Когда в очередной раз один из зеков в ШИЗО, вооружившись толстым металлическим прутом, стал со страшной силой наносить им удары по решетчатой двери, я, подавив в себе животный страх смерти, ворвался в камеру. Возможно, зека шокировала моя безумная храбрость – он даже не сделал замаха, чтобы ударить тем прутом мне по голове. Я сбил зека с ног и вырвал у него прут. Потом, надев на руки преступника наручники, я с гордым видом победителя вышел из камеры.

Второй прапорщик, наблюдавший за моим отчаянным поступком, смотрел на меня, как на идиота. А я был счастлив от того, что все-таки преодолел свое малодушие.

Потом такие случаи не раз повторялись в течение всей моей службы на зоне. И всегда сначала у меня возникал страх смерти, а потом я отчаянно бросался навстречу ей. Конечно, для меня это была азартная игра с этой мерзкой леди. К счастью, все заканчивалось сравнительно благополучно.

Были случаи, когда я позволял вооруженному зеку вырваться из камеры в коридор и только там начинал борьбу с ним. Один раз, сцепившись с зеком и падая с ним на пол, я сильно ударился головой о стену.

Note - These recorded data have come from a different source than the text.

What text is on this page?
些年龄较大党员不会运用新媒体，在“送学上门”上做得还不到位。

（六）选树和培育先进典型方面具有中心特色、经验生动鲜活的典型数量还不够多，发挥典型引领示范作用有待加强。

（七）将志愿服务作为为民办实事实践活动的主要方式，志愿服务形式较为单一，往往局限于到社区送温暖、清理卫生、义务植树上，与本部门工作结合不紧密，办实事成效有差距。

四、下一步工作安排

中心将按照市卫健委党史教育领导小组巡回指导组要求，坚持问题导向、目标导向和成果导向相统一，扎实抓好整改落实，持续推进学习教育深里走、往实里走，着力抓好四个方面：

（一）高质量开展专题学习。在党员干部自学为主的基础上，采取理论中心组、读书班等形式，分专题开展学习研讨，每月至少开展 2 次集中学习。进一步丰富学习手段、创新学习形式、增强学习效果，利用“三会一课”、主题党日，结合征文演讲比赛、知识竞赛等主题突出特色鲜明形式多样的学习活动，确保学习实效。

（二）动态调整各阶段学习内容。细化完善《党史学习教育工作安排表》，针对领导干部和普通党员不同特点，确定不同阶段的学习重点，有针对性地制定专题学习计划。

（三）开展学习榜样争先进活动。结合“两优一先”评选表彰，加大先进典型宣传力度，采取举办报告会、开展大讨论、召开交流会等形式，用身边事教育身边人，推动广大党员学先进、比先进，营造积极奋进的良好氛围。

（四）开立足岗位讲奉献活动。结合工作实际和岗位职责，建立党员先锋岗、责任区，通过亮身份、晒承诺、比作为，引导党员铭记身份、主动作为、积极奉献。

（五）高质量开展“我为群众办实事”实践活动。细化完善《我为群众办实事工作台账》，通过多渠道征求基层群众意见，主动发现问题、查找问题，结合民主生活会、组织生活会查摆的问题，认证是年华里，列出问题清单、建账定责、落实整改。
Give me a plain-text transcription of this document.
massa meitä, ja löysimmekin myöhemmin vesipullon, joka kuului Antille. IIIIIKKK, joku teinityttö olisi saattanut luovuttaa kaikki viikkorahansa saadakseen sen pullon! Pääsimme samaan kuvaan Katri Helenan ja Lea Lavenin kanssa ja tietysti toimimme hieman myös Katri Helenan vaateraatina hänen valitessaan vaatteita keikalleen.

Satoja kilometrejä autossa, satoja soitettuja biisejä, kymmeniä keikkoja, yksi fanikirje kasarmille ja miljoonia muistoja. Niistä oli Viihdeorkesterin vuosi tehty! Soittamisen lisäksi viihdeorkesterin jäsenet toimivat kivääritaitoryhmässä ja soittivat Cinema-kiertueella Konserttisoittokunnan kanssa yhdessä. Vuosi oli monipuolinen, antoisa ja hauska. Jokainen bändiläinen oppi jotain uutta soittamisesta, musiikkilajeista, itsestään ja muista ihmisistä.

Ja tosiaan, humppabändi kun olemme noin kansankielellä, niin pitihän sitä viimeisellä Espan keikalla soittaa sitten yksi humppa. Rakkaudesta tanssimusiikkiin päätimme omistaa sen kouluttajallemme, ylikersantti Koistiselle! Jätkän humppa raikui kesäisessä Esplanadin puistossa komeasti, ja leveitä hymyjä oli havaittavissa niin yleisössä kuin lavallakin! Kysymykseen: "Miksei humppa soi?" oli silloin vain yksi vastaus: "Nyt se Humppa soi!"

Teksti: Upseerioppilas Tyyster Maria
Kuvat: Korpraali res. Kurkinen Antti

Другой раз один наглец, оказывая сопротивление, провел против меня какой-то искусный прием. Я перелетел через спину зека и оказался на полу. Поднявшись, я пытался различными известными мне приемами единоборства скрутить этого негодяя – но у меня ничего не получалось. Зек умело уходил от моих захватов.

 

Схватка с ним продолжалась довольно долго – и у меня уже начиналась некоторая паника. Но в один из моментов, делая резкое движение, зек ударился головой о какой-то выступающий предмет, и у него потекла кровь. После этого он сдался. Позже я узнал, что этот человек служил в десантных войсках офицером и поэтому знал специальные приемы.

Имел место еще и такой случай. У руководителей колонии родилась безумная идея загрузить зеков, сидевших в ШИЗО, работой с использованием тяжелых молотков и оправок. Эти инструменты в руках зеков могли в любую минуту стать оружием для нападения на прапорщика. И, кроме того, ими можно было легко пробить отверстие в стене ШИЗО, что сулило большие неприятности.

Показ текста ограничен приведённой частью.